To make an iterator work, just override the get_items_from_response method so that given a response (containing a page of results) it parses those results into an iterable of the actual objects you want:
class MyIterator(Iterator):
  def get_items_from_response(self, response):
    items = response.get('items', [])
    for item in items:
      yield MyItemClass(properties=item, other_arg=True)
You then can use this to get all the results from a resource:
>>> iterator = MyIterator(...)
>>> list(iterator)  # Convert to a list (consumes all values).
Or you can walk your way through items and call off the search early if you find what you’re looking for (resulting in possibly fewer requests):
>>> for item in MyIterator(...):
>>>   print item.name
>>>   if not item.is_valid:
>>>     break
- class gcloud.storage.iterator.Iterator(connection, path, extra_params=None)[source]#
- Bases: object - A generic class for iterating through Cloud Storage list responses. - Parameters: - connection (gcloud.storage.connection.Connection) – The connection to use to make requests.

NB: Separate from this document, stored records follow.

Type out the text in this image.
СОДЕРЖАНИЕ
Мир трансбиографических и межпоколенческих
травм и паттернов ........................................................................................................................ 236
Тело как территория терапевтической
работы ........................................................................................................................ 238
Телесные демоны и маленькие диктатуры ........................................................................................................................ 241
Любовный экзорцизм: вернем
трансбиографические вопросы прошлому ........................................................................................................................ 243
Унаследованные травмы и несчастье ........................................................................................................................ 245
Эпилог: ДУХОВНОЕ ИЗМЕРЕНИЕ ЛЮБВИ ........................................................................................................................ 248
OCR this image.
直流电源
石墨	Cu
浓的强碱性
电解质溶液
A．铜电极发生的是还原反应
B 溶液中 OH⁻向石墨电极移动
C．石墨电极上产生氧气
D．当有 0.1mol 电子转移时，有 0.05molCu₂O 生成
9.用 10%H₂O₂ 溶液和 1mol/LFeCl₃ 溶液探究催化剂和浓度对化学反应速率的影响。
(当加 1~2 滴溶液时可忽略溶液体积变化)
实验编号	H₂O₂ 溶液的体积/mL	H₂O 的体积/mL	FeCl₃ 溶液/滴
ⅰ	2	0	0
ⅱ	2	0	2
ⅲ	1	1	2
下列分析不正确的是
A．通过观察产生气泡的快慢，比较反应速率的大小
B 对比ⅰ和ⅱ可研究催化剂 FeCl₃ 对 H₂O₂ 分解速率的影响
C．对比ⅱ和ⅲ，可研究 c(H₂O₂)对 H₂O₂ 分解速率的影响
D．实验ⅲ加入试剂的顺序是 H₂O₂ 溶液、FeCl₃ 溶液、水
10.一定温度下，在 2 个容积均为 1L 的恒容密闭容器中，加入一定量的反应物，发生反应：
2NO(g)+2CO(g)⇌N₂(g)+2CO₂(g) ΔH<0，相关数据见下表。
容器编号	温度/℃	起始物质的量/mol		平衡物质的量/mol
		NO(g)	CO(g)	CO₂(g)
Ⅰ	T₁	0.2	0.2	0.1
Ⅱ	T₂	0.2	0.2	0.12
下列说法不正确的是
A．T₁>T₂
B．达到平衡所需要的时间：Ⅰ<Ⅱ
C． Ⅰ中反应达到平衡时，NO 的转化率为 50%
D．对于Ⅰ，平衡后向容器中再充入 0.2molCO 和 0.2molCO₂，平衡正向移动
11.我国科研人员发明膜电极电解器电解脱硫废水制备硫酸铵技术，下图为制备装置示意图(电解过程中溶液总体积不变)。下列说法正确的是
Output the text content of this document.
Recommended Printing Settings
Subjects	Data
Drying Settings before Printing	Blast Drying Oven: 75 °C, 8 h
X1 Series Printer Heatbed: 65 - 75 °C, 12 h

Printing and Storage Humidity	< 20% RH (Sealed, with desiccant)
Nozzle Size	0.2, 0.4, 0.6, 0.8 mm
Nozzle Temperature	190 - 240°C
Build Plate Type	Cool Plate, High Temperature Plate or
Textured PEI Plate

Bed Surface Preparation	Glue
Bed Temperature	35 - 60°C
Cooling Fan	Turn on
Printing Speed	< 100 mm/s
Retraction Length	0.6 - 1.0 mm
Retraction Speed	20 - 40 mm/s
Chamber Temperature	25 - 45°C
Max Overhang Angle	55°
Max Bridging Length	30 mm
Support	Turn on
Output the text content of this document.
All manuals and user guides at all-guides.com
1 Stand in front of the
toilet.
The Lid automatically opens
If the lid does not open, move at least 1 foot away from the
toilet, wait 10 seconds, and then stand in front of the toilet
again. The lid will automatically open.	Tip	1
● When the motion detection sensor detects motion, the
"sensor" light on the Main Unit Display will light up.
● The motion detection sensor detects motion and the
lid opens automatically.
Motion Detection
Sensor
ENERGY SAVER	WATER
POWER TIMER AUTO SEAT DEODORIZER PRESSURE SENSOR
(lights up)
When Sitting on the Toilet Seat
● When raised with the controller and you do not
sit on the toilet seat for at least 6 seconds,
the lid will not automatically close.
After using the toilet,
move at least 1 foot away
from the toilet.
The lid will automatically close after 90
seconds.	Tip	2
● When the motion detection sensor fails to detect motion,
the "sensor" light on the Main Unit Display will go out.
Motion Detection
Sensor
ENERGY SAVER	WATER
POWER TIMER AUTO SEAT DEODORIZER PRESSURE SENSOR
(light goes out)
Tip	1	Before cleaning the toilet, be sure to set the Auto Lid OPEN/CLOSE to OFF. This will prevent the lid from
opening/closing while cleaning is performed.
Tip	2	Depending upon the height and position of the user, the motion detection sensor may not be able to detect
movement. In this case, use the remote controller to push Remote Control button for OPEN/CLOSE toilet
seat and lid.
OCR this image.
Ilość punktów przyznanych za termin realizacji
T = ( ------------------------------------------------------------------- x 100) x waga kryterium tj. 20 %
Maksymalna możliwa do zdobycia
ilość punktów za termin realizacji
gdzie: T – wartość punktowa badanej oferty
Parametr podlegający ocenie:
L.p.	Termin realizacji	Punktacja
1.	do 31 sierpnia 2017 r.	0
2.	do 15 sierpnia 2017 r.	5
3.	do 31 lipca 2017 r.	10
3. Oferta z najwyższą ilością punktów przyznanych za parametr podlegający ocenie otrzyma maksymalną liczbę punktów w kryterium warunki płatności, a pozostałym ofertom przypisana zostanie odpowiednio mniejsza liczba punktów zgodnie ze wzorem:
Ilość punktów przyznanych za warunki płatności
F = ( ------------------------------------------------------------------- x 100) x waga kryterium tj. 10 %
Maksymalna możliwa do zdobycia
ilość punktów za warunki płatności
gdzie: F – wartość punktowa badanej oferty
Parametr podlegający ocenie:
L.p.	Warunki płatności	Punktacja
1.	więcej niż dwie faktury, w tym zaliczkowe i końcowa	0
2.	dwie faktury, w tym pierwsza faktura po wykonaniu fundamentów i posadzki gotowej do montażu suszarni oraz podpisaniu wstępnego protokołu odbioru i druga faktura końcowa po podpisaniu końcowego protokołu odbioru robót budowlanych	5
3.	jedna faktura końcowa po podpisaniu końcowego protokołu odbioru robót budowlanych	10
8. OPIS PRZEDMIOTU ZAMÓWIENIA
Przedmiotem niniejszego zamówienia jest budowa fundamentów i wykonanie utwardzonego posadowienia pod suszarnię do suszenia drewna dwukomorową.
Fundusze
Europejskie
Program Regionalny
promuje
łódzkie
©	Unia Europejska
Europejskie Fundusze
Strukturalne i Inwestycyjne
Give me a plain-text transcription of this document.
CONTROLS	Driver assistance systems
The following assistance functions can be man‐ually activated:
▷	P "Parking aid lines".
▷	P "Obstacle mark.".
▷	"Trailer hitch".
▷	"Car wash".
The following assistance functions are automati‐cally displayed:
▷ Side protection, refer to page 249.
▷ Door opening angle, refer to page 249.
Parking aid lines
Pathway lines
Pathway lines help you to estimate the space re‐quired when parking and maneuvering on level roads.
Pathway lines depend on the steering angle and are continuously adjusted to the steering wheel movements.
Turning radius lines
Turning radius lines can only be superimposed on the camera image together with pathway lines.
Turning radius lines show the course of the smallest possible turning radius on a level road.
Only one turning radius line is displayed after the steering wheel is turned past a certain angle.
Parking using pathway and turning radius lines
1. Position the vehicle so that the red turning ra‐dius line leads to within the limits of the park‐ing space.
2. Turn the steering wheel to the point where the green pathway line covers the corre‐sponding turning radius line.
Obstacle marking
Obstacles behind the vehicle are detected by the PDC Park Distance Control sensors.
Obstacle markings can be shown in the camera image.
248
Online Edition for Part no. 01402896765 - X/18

- path (string) – The path to query for the list of items.
 - PAGE_TOKEN = 'pageToken'#
 - RESERVED_PARAMS = frozenset(['pageToken'])#
 - get_items_from_response(response)[source]#
- Factory method called while iterating. This should be overriden. - This method should be overridden by a subclass. It should accept the API response of a request for the next page of items, and return a list (or other iterable) of items. - Typically this method will construct a Bucket or a Blob from the page of results in the response. - Parameters: - response (dict) – The response of asking for the next page of items. - Return type: - iterable - Returns: - Items that the iterator should yield. 
 - get_next_page_response()[source]#
- Requests the next page from the path provided. - Return type: - dict - Returns: - The parsed JSON response of the next page’s contents. 
 - get_query_params()[source]#
- Getter for query parameters for the next request. - Return type: - dict - Returns: - A dictionary of query parameters.